The documents reproduced here are Levi’s comment on the March Action. They will give readers the opportunity to assess Lenin’s comment on the leadership of the Germany party and Levi after his expulsion, that though he “lost his head entirely ... he, at least, had something to lose. One can’t even say that about the others.”
The current crisis has sparked a renewed interest in the relationship between finance and the broader capitalist economy. The fall 2009 issue of Review of Radical Political Economics contained a series of articles on “financialisation”. By far the most interesting is a contribution by Dick Bryan and Mike Rafferty, coauthors of an important Marxist analysis of derivatives [2], along with Randy Martin.
They challenge the notion that financialisation is simply financial speculation grafted onto a non-financialised “true capitalism”. For them, financialisation is best understood as a process of capitalist development, accelerated since the 1980s, that has important implications for our analysis of the system. Some of their conclusions – notably that “the reproduction of labour power is itself a source of surplus value, in the form of interest payments”, rather than this representing a redistribution of surplus value – would be contested by contributors to this journal. Nonetheless, their thought-provoking article is well worth engaging with.

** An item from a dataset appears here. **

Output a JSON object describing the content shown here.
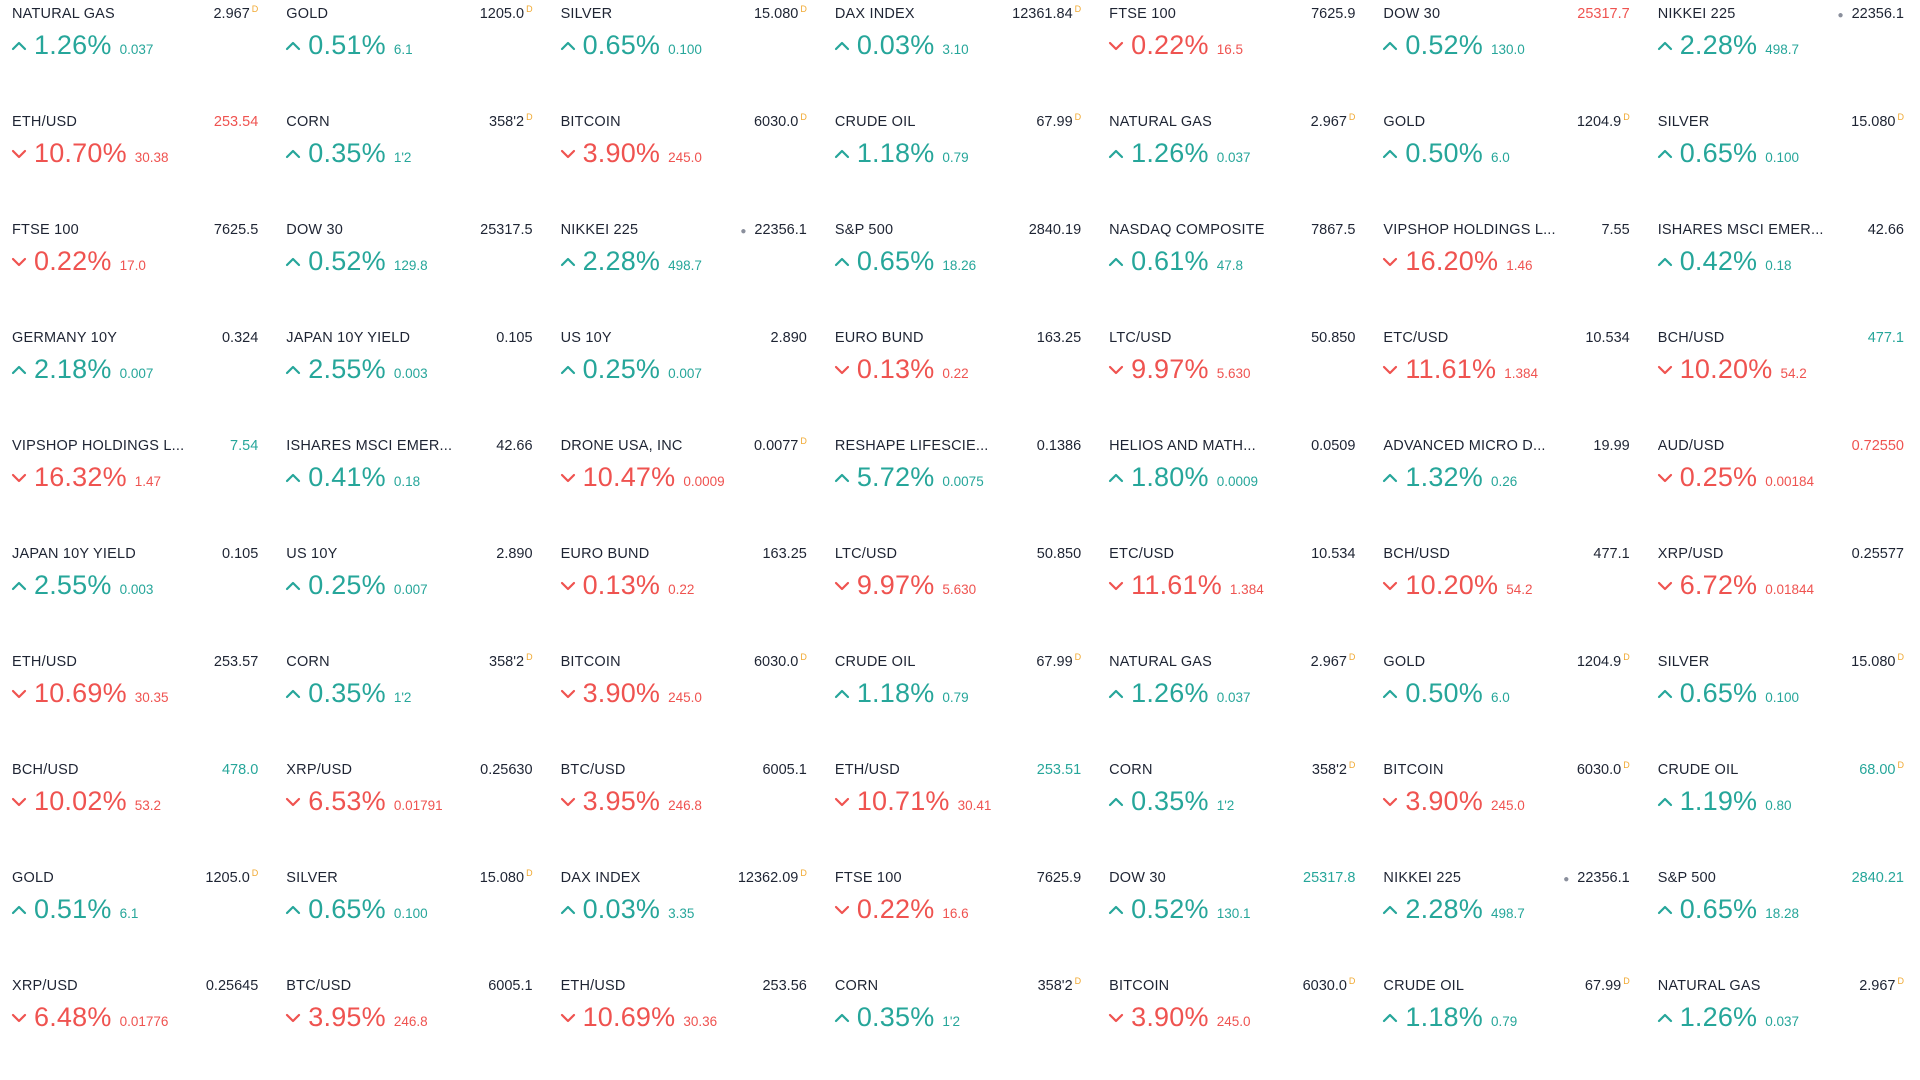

The November issue of Monthly Review contains an article by Stephen Eisenman entitled The Resistible Rise and Predictable Fall of the US Supermax. [3] The growth of the US prison population over the past three decades has been astonishing, and with it has come a resurgence in solitary confinement, dubbed the “supermax” system.
Eisenman’s article charts the history of this form of torture from its 19th century origins through to its revival in prisons such as Tamms C-Max, in Southern Illinois, where “men are locked in their concrete cells for 23 hours per day, seven days a week, with an hour each day available for solitary exercise in another cell fitted with a mesh roof open to the sky. Meals are served through a slot in the cell door, and prisoners are allowed one shower per week. There are no communal activities, religious services, jobs, counselling, or rehabilitation, and no phone calls are allowed ... Many men at Tamms have been subjected to this regime for years.”
Issue five of the International Journal of Scottish Literature carries an interesting article by Dougall McNeill on the politics of Irvine Welsh’s most famous work, Trainspotting. McNeill builds upon the incongruous appearance of a parody of Trotsky’s “Testament” in one section of the novel to argue that Trainspotting represents an example of “literary anti-Trotskyism” and an attack on the Socialist Workers Party in particular. [4]
Finally, the Marxist Internet Archive continues its superb work. For those inspired by our special collection on Chris Harman’s legacy, there is now a section of the archive devoted to his writings. This contains pamphlets, out of print articles, transcripts of speeches and book reviews from the 1960s written under his pseudonym Colin Humphreys. [5]
1. Available from www.newleftreview.org.
2. Capitalism with Derivatives (Palgrave Macmillan, 2006).
3. www.monthlyreview.org/091116eisenman.php.
4. www.ijsl.stir.ac.uk/issue5/mcneill.htm.
5. www.marxists.org/archive/harman/.